Step-growth reactions tend to be endothermic, whereas chain-growth reactions tend to be exothermic after the initiator (the initiator is endothermic).

In toxicology.

Chemicals are dangerous depending on the type of reactions and route of exposures. Examples of types of reactions as listed:

“Damaging” reactions.

Includes acids and bases (dangerous to touch). Strong bases dissolve tissues. Sulfuric acid is both a strong acid, a strong oxidizer, and a strong dehydrating agent (absorbs water), whereas HNO3 is both a strong acid and a strong oxidizer, and HCl is just a strong acid and KMnO4 is just a strong oxidizer. The most dangerous commercial chemical is HF, a weak acid, but not because of the acid, but because of the fluorine.

“Replacement” reactions.

Compounds that are safe to touch, but dangerous to breathe or digest. Examples are carbon monoxide and cyanide gas (CO and HCN), as well as solid KCN and LiCN.

For example, in cyanide gases, cyanide bonds to Fe(III) in ferricytochrome oxidase enzyme, preventing reduction to Fe(II) in the oxidative phosphorylation process by which the body utilizes O2 (which prevents utilization of O2 in cells, so metabolic processes cease). And CO binds to hemoglobin to convert oxyhemoglobin to carboxyhemoglobin, at 210 times more than oxygen (so the pain is a lack of oxygen, and a lack of oxygen ceases production of ATP).

Other examples of chemicals besides cyanide, are H2S, azides, formates, NO-radicals, and PH3.
Other examples of chemicals besides carbon monoxide, are chemicals that form methemoglobin, such as nitroglycerin, sulfonamides, chlorobenzene, and arsine.

“Prevention” reactions.

Examples are organophosphates, where they inhibit (or prevent) acetylcholinesterase (an enzyme essential for nerve function), which accumulates excess acetylcholine at cholinergic synapses, with overstimulation of muscarinic and nicotinic cholinergic receptors. Excess acetylcholine causes paralysis of muscles needed for breathing and heartbeat. These are through absorption of the skin.

Another example is atropine, an alkaloid which can counter the effects of pesticides and nerve gas by blocking the receptors they over-activate.

Case study: the Haber process.

Haber-Bosch uses 8.6 * 1018 J of world's energy in 2021 (about 80% efficient). About .18 gigatonness (180 million tonnes) of ammonia produced, or about 3.5 * 1018 J. The flip side is about .42 gigatons of carbon dioxide are produced. Ammonia is about the same price as a $2 gallon of gasoline.
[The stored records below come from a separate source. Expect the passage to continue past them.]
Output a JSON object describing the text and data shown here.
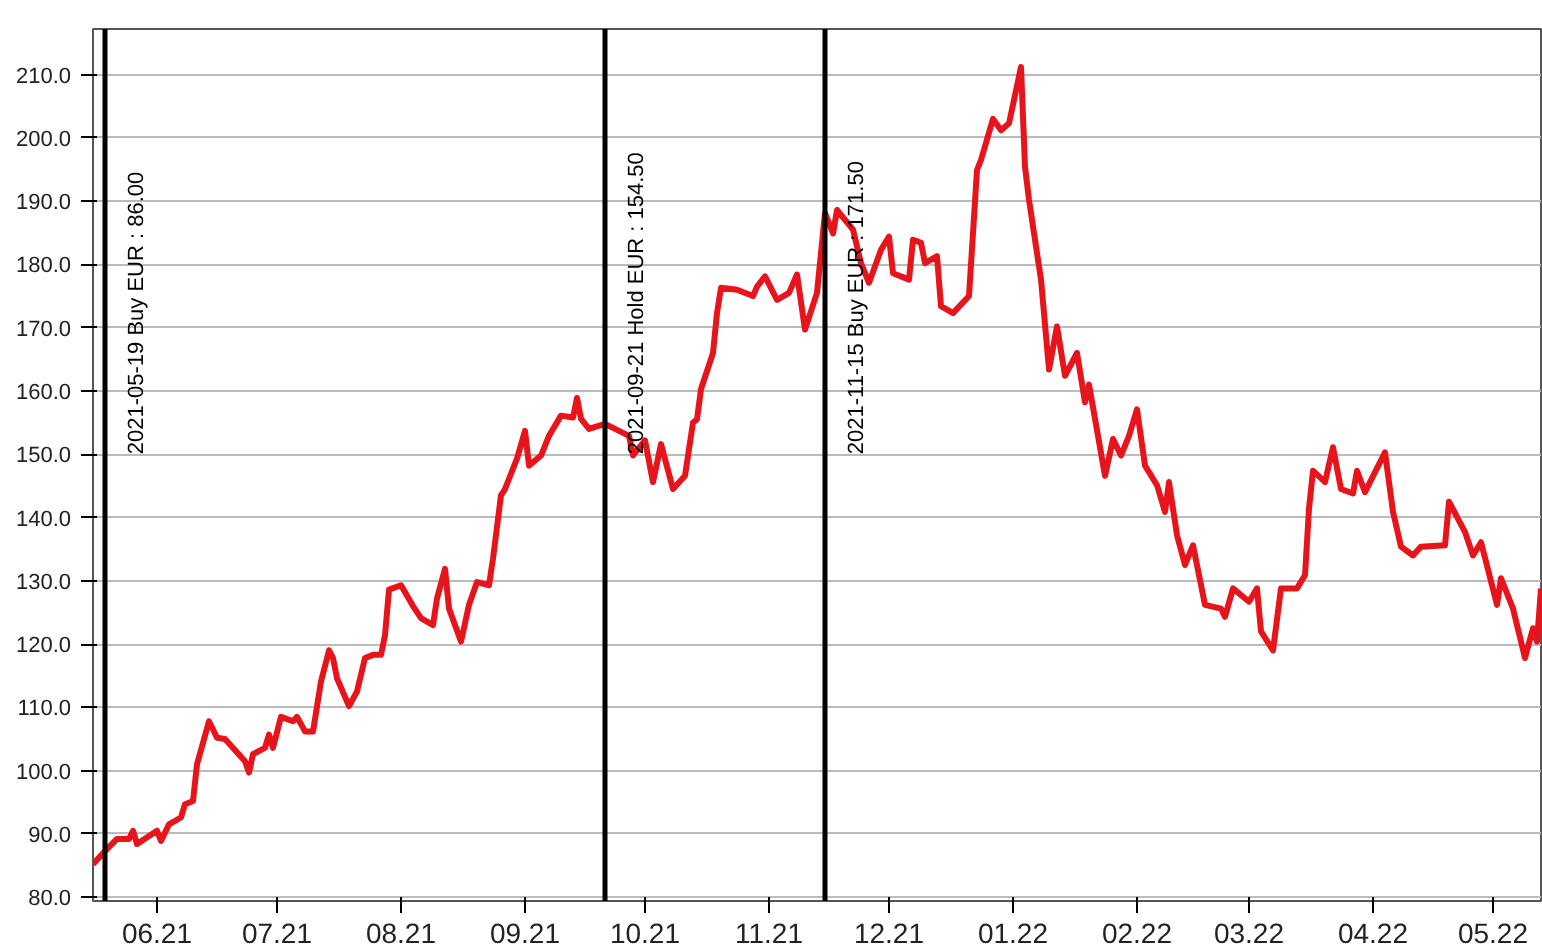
{
  "chart_data": {
    "type": "line",
    "x": [
      "2021-05-16",
      "2021-05-19",
      "2021-05-22",
      "2021-05-25",
      "2021-05-26",
      "2021-05-27",
      "2021-06-01",
      "2021-06-02",
      "2021-06-04",
      "2021-06-07",
      "2021-06-08",
      "2021-06-10",
      "2021-06-11",
      "2021-06-14",
      "2021-06-16",
      "2021-06-18",
      "2021-06-23",
      "2021-06-24",
      "2021-06-25",
      "2021-06-28",
      "2021-06-29",
      "2021-06-30",
      "2021-07-02",
      "2021-07-05",
      "2021-07-06",
      "2021-07-08",
      "2021-07-10",
      "2021-07-12",
      "2021-07-14",
      "2021-07-15",
      "2021-07-16",
      "2021-07-19",
      "2021-07-21",
      "2021-07-23",
      "2021-07-25",
      "2021-07-27",
      "2021-07-28",
      "2021-07-29",
      "2021-08-01",
      "2021-08-04",
      "2021-08-06",
      "2021-08-09",
      "2021-08-10",
      "2021-08-12",
      "2021-08-13",
      "2021-08-16",
      "2021-08-18",
      "2021-08-20",
      "2021-08-23",
      "2021-08-24",
      "2021-08-26",
      "2021-08-27",
      "2021-08-30",
      "2021-09-01",
      "2021-09-02",
      "2021-09-05",
      "2021-09-07",
      "2021-09-10",
      "2021-09-13",
      "2021-09-14",
      "2021-09-15",
      "2021-09-17",
      "2021-09-21",
      "2021-09-27",
      "2021-09-28",
      "2021-10-01",
      "2021-10-03",
      "2021-10-05",
      "2021-10-08",
      "2021-10-11",
      "2021-10-13",
      "2021-10-14",
      "2021-10-15",
      "2021-10-18",
      "2021-10-19",
      "2021-10-20",
      "2021-10-24",
      "2021-10-28",
      "2021-10-29",
      "2021-10-31",
      "2021-11-03",
      "2021-11-06",
      "2021-11-08",
      "2021-11-10",
      "2021-11-13",
      "2021-11-15",
      "2021-11-17",
      "2021-11-18",
      "2021-11-22",
      "2021-11-24",
      "2021-11-26",
      "2021-11-29",
      "2021-12-01",
      "2021-12-02",
      "2021-12-06",
      "2021-12-07",
      "2021-12-09",
      "2021-12-10",
      "2021-12-13",
      "2021-12-14",
      "2021-12-17",
      "2021-12-21",
      "2021-12-23",
      "2021-12-24",
      "2021-12-27",
      "2021-12-29",
      "2021-12-31",
      "2022-01-03",
      "2022-01-04",
      "2022-01-05",
      "2022-01-08",
      "2022-01-10",
      "2022-01-12",
      "2022-01-14",
      "2022-01-17",
      "2022-01-19",
      "2022-01-20",
      "2022-01-24",
      "2022-01-26",
      "2022-01-28",
      "2022-01-30",
      "2022-02-01",
      "2022-02-03",
      "2022-02-06",
      "2022-02-08",
      "2022-02-09",
      "2022-02-11",
      "2022-02-13",
      "2022-02-15",
      "2022-02-18",
      "2022-02-22",
      "2022-02-23",
      "2022-02-25",
      "2022-03-01",
      "2022-03-03",
      "2022-03-04",
      "2022-03-07",
      "2022-03-09",
      "2022-03-13",
      "2022-03-15",
      "2022-03-16",
      "2022-03-17",
      "2022-03-20",
      "2022-03-22",
      "2022-03-24",
      "2022-03-27",
      "2022-03-28",
      "2022-03-30",
      "2022-04-04",
      "2022-04-06",
      "2022-04-08",
      "2022-04-11",
      "2022-04-13",
      "2022-04-19",
      "2022-04-20",
      "2022-04-24",
      "2022-04-26",
      "2022-04-28",
      "2022-05-02",
      "2022-05-03",
      "2022-05-06",
      "2022-05-09",
      "2022-05-11",
      "2022-05-12",
      "2022-05-13"
    ],
    "series": [
      {
        "color": "#e8141c",
        "values": [
          85.2,
          87.3,
          89.2,
          89.2,
          90.5,
          88.4,
          90.5,
          88.9,
          91.5,
          92.6,
          94.7,
          95.2,
          101.0,
          107.8,
          105.2,
          105.0,
          101.5,
          99.7,
          102.6,
          103.6,
          105.7,
          103.6,
          108.5,
          107.8,
          108.5,
          106.2,
          106.2,
          114.1,
          119.0,
          117.8,
          114.6,
          110.2,
          112.5,
          117.8,
          118.3,
          118.3,
          121.4,
          128.6,
          129.3,
          126.0,
          124.1,
          123.0,
          127.2,
          131.9,
          125.6,
          120.4,
          126.2,
          129.8,
          129.3,
          133.5,
          143.5,
          144.5,
          149.3,
          153.7,
          148.2,
          149.8,
          152.9,
          156.1,
          155.8,
          158.9,
          155.6,
          154.0,
          154.8,
          152.9,
          149.8,
          152.2,
          145.6,
          151.6,
          144.5,
          146.6,
          155.0,
          155.5,
          160.3,
          166.0,
          172.3,
          176.3,
          176.0,
          175.0,
          176.5,
          178.1,
          174.4,
          175.5,
          178.4,
          169.7,
          175.5,
          188.1,
          184.9,
          188.6,
          185.5,
          180.2,
          177.1,
          182.3,
          184.4,
          178.6,
          177.6,
          183.9,
          183.4,
          180.2,
          181.3,
          173.4,
          172.3,
          175.0,
          194.9,
          196.5,
          203.0,
          201.2,
          202.3,
          211.2,
          195.4,
          190.2,
          177.6,
          163.4,
          170.2,
          162.4,
          166.0,
          158.2,
          161.0,
          146.6,
          152.4,
          149.8,
          152.9,
          157.1,
          148.2,
          145.1,
          140.9,
          145.6,
          137.2,
          132.5,
          135.6,
          126.2,
          125.6,
          124.3,
          128.8,
          126.7,
          128.8,
          122.0,
          119.0,
          128.8,
          128.8,
          130.9,
          141.4,
          147.4,
          145.6,
          151.1,
          144.5,
          143.8,
          147.4,
          144.0,
          150.3,
          140.9,
          135.4,
          134.0,
          135.4,
          135.6,
          142.5,
          137.7,
          134.0,
          136.1,
          126.2,
          130.4,
          125.6,
          117.8,
          122.5,
          120.4,
          128.8
        ]
      }
    ],
    "xlim": [
      "2021-05-16",
      "2022-05-13"
    ],
    "xticks": [
      {
        "value": "2021-06-01",
        "label": "06.21"
      },
      {
        "value": "2021-07-01",
        "label": "07.21"
      },
      {
        "value": "2021-08-01",
        "label": "08.21"
      },
      {
        "value": "2021-09-01",
        "label": "09.21"
      },
      {
        "value": "2021-10-01",
        "label": "10.21"
      },
      {
        "value": "2021-11-01",
        "label": "11.21"
      },
      {
        "value": "2021-12-01",
        "label": "12.21"
      },
      {
        "value": "2022-01-01",
        "label": "01.22"
      },
      {
        "value": "2022-02-01",
        "label": "02.22"
      },
      {
        "value": "2022-03-01",
        "label": "03.22"
      },
      {
        "value": "2022-04-01",
        "label": "04.22"
      },
      {
        "value": "2022-05-01",
        "label": "05.22"
      }
    ],
    "ylim": [
      79.4,
      217.2
    ],
    "yticks": [
      {
        "value": 80,
        "label": "80.0"
      },
      {
        "value": 90,
        "label": "90.0"
      },
      {
        "value": 100,
        "label": "100.0"
      },
      {
        "value": 110,
        "label": "110.0"
      },
      {
        "value": 120,
        "label": "120.0"
      },
      {
        "value": 130,
        "label": "130.0"
      },
      {
        "value": 140,
        "label": "140.0"
      },
      {
        "value": 150,
        "label": "150.0"
      },
      {
        "value": 160,
        "label": "160.0"
      },
      {
        "value": 170,
        "label": "170.0"
      },
      {
        "value": 180,
        "label": "180.0"
      },
      {
        "value": 190,
        "label": "190.0"
      },
      {
        "value": 200,
        "label": "200.0"
      },
      {
        "value": 210,
        "label": "210.0"
      }
    ],
    "ref_lines": [
      {
        "axis": "x",
        "value": "2021-05-19",
        "label": "2021-05-19 Buy EUR : 86.00",
        "color": "#000000"
      },
      {
        "axis": "x",
        "value": "2021-09-21",
        "label": "2021-09-21 Hold EUR : 154.50",
        "color": "#000000"
      },
      {
        "axis": "x",
        "value": "2021-11-15",
        "label": "2021-11-15 Buy EUR : 171.50",
        "color": "#000000"
      }
    ],
    "grid": "y",
    "line_style": "solid"
  }
}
Nearly 50% of the nitrogen found in human tissus originated from the Haber-Bosch process, which could explain why this is the donator of the population explosion, enabling the world population to increase from 1.6 billion in 1900 to 7.7 billion by Nov. 2018.

2 ways to get energy out of ammonia gas:

Combustion: ammonia can be combusted in the presence of oxygen to release heat energy.

4NH3(g) + 3O2(g) -> 2N2(g) + 6H2O(g) ΔH = -1269.6 kJ/mol.

This reaction can be utilized in combustion engines or power plants to generate heat, which can then be converted into electricity or used for other purposes.

Another method is to electrolyze ammonia. Ammonia fuel cells: ammonia is oxidized at the anode and reduced at the cathode, with the overall reaction producing electricity and nitrogen gas as byproducts. The specific reactions depend on the type of fuel cell used. In a direct ammonia fuel cell (DAFC), the following reactions occur:

Anode (oxidation): 6NH3 + 6H2O -> 6NH4+ + 6e-.
Cathode (reduction): 6NH4+ + 6e- + 6O2 -> 6 NO3- + 12H2O.
Overall reaction: 6NH3 + 6O2 -> 6NO3- + 12H2O + 6e-.

The electrons generated from the oxidation reaction flow through an external circuit, producing electricity. Meanwhile, the oxidized ammonia (NO3-) combines with water to form nitrate ions.